14 May It’s Monday! Looking for Summer PD Reading … Here’s One Not to Miss #IMWAYR
As a classroom teacher, building students’ social comprehension focused mainly on social activism. Personally, I also focus my efforts through doing. Whether it is cooking and serving at a local soup kitchen, getting books into kids’ hands, or volunteering to support a community member with undocumented status, I am a doer by nature, not a talker.
Sometimes, when a sensitive topic comes up in conversation, I don’t know what to say. I am a good listener, but when it is my turn to share my thoughts I often can’t seem to find the words I want. Sometimes, the words come to me later, but in the moment, my mind is blank. I want my words to honor what an individual is saying, to understand the depth of his/her story, and to open up a conversation, not shut it down. Being the Change, helped me find the words to extend a conversation so that discussions can move beyond the superficial to truly understand another individual’s story and perspective.
In this excerpt from her book, Sara responds in a tender moment:
“Ms. Ahmed!” There was another bombing last night!”
The boom of his voice brings me to a pause, brings us all to a pause….
“I read that last night, Julian. Do you want to talk about it
Julian’s question came out in a rush. “Is it going to happen to us (New York City) again? Are we safe uptown since we aren’t near the World Trade Center?”
“I would consider us safe, yes. But it depends on how you feel, if you feel safe” (75).
I want to remember this response. Her words comforted a child. Her words validated a child’s feelings. And her words opened a door for important conversations.
As I read each chapter, my notebook filled with Sara’s words. I could hear her voice in my head guiding me to examine my own biases and learn new ways to help students find value in their stories and the stories of others. Instead of shying away from a sensitive topic, or telling someone not to worry, I will lean into these topics and make space to explore these ideas. Sara’s stories from the classroom helped me think about how to validate what students say while also helping them reflect on their ideas, and the ideas of others.
Notice the way Sara teaches students how to listen:
Sara begins her lesson about active listening with students being researchers. They create a fishbowl around a small group of peers to watch for signs of active listening. With more knowledge of what active listening looks like and sound like, students head off to discuss a text and practice their active listening skills
To reinforce her teaching point, Sara reconvenes the group at the carpet and says,
“When we hear from you, I want you to focus on what you took away from listening to your partner(s). That means, rather than saying what is on your mind or making your contribution to the group, you are going to amplify or echo what your partner(s) offered” (34).
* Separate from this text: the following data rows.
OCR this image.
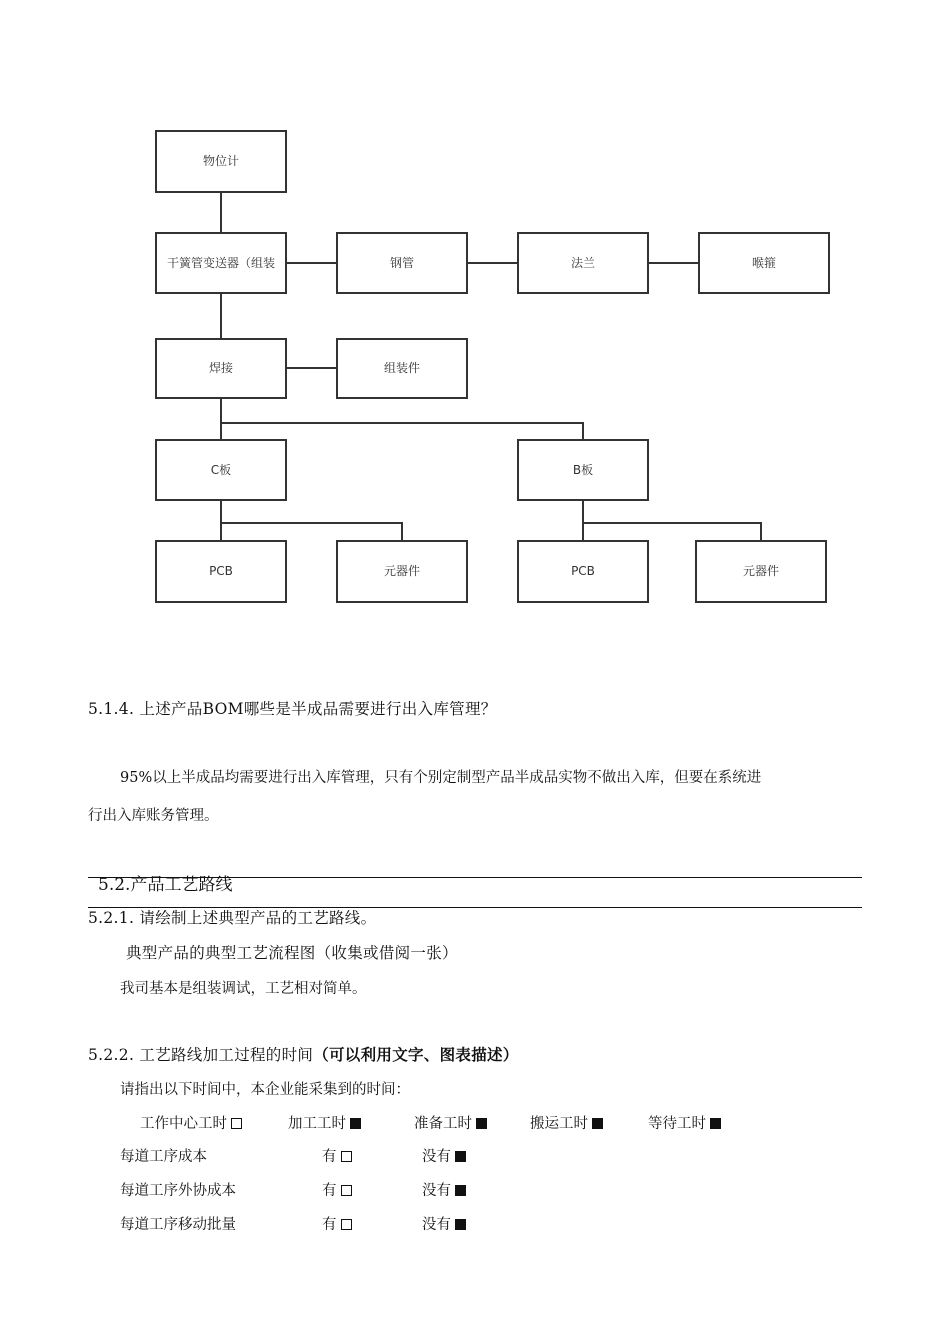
物位计
干簧管变送器（组装	钢管	法兰	喉箍
焊接	组装件
C板	B板
PCB	元器件	PCB	元器件
5.1.4. 上述产品BOM哪些是半成品需要进行出入库管理？
95%以上半成品均需要进行出入库管理，只有个别定制型产品半成品实物不做出入库，但要在系统进
行出入库账务管理。
5.2.产品工艺路线
5.2.1. 请绘制上述典型产品的工艺路线。
典型产品的典型工艺流程图（收集或借阅一张）
我司基本是组装调试，工艺相对简单。
5.2.2. 工艺路线加工过程的时间（可以利用文字、图表描述）
请指出以下时间中，本企业能采集到的时间：
工作中心工时	加工工时	准备工时	搬运工时	等待工时
每道工序成本	有	没有
每道工序外协成本	有	没有
每道工序移动批量	有	没有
Oh, such powerful teacher language. Her word choice reinforces learning and fosters caring for others – words I want to remember.
Notice how she helps students have vulnerable conversations:
To introduce students to explore bias, Sara asks her students to draw a picture of a teacher, scientist, doctor, athlete, and pilot. As students share their drawings she fosters conversations about biases.
“Finding one of our own biases can make us uncomfortable. If you did find a bias just now, know that you’re not alone. We all have biases. The important is to be honest with ourselves and work through them, not to pretend we don’t have them” (51).
Sara’s words help students deal with uncomfortable feelings and self-doubt by honoring these difficult moments. Her words validate students’ feelings without judging them or making them feel judged. She helps students construct their knowledge and this opens up opportunities for self-reflection and change.
Notice how she teaches students to think about the perspectives of others:
Sara teaches students how to view interactions and issues through multiple lenses. When teaching students about “intent versus impact” the class examines the Cleveland Indians logo. They begin by simply recording what they see. Through their observations, Sara pushes the students to think about how messages are received by different people. We love the way she creates opportunities for students to discover and deepen their understandings.
“There is the intention of your message you are sending. And then there is the impact it has on some else or a community of people – how they receive a message. Now we’re going to take a look at the impact, or effect, that the Cleveland Indians mascot had on other people” (119).
I hope that Sara’s words will be there for me when I can’t find my own. Then, in time, I hope her words will guide me to find my own – the me who is more comfortable exploring sensitive topics with others. Whether I am in the classroom, the grocery store, my neighborhood, or at the soup kitchen, I am going to be much more cognizant of how I am listening and eliciting stories from others. My goal is to do a lot less avoiding of difficult topics and to do more leaning in and learning. I expect my copy of her beautiful book to be filled with tea stains and my notes as I read this book again and again.
Don’t miss this one. It will feed your mind, nurture your heart, and transform your teaching.
And don’t miss Sara’s podcast on Heinemann’s website. She reads a story about her father that will make you smile while breaking your heart. Thank you, Sara. Your stories from the classroom and your stories about your father touched my heart.
Now it is time to announce the winner of last week’s giveaway — Jana Eschner is the winner! Thanks to Kevin Barry for donating a signed copy of his book. Congratulations!!